The Supreme Court's ruling in favor of New Jersey in the case of Murphy vs. National Collegiate Athletic Association — by a vote of 6-3 — is a historic one. New Jersey has fought for the better part of this decade to legalize sports gambling in its state and now has won this monumental ruling.
Now other states can decide whether they, like New Jersey, will opt to open sports betting in sanctioned places such as racetracks and casinos. Twenty other states signed on in support of New Jersey in the case. Now this truly could open the floodgates for legal gambling in other places across the country.
This clearly is a huge development as it pertains to the NFL, one of the most heavily bet American sports — previously both legally in places such as Las Vegas and illegally. It's expected that dozens of states could now apply for sports betting in the coming years. Nevada currently is the only state in which single-game bets are allowed.
The league issued a statement following the ruling, which falls in line closer to its past stance of discontent for gambling as it relates to their sport.
“The NFL’s long-standing and unwavering commitment to protecting the integrity of our game remains absolute. Congress has long-recognized the potential harms posed by sports betting to the integrity of sporting contests and the public confidence in these events.

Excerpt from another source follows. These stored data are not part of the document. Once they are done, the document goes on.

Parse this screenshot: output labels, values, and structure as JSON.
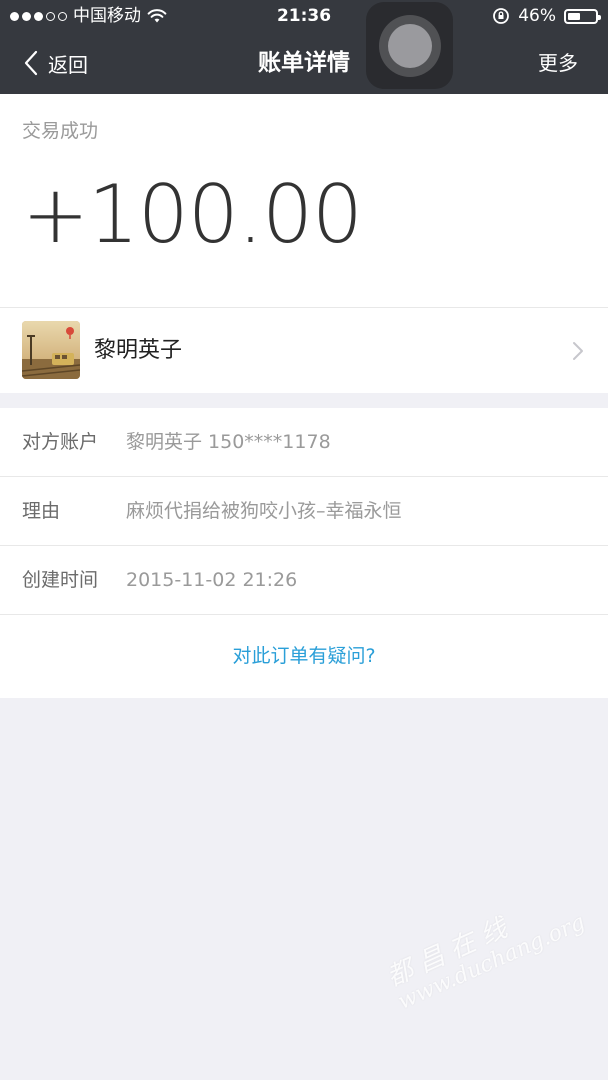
{
  "status_bar": {
    "carrier": "中国移动",
    "time": "21:36",
    "battery": "46%",
    "battery_level": 0.46,
    "signal_filled": 3,
    "signal_total": 5
  },
  "nav": {
    "back_label": "返回",
    "title": "账单详情",
    "more_label": "更多"
  },
  "transaction": {
    "status": "交易成功",
    "amount": "+100.00"
  },
  "counterparty": {
    "name": "黎明英子"
  },
  "details": {
    "rows": [
      {
        "label": "对方账户",
        "value": "黎明英子 150****1178"
      },
      {
        "label": "理由",
        "value": "麻烦代捐给被狗咬小孩–幸福永恒"
      },
      {
        "label": "创建时间",
        "value": "2015-11-02 21:26"
      }
    ],
    "question_link": "对此订单有疑问?"
  },
  "watermark": {
    "cn": "都昌在线",
    "en": "www.duchang.org"
  },
  "colors": {
    "nav_bg": "#36393f",
    "link": "#2a9fd8",
    "page_bg": "#f0f0f5"
  }
}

“Given that history, we intend to call on Congress again, this time to enact a core regulatory framework for legalized sports betting. We also will work closely with our clubs to ensure that any state efforts that move forward in the meantime protect our fans and the integrity of the game.”
The NFL clearly has been awaiting this day, however, and its stance on gambling — once completely verboten — has changed slightly over the years, with regularly scheduled games happening annually in London, where wagering is allowed. Expect the NFL to want a piece of the action if and when other states get in on this.
Commissioner Roger Goodell was asked about the effects of a possible ruling in favor of New Jersey back in March, but the Wall Street Journal wrote that he "declined to discuss specifically what the league would do if sports betting is legalized."
The NFLPA also chimed in with a statement: “The Supreme Court’s decision today reaffirms our decision to collaborate with the other sports unions on the issues of player safety, integrity of our games and privacy and publicity rights. Our union will monitor developments closely and address the implications of this decision with the NFL, state legislators and other relevant stakeholders.”
In 1992, Congress passed the Professional and Amateur Sports Protection Act (PASPA), which prohibited state-sanctioned sports gambling. It stated that states could not sponsor sports gambling, although it was grandfathered in four states — Nevada, Delaware, Oregon and Montana — which previously had established legal sports gambling regulations. New Jersey had not applied for the exemption before the window closed in 1991.
The NFL was among five professional sports leagues that also included the NCAA, NBA, NHL and MLB, along with the Department of Justice, that argued it violated the Tenth Amendment's protection against anti-commandeering federal laws.
New Jersey has lost several rulings along the way, and the case previously had not been heard by the Supreme Court in 2014.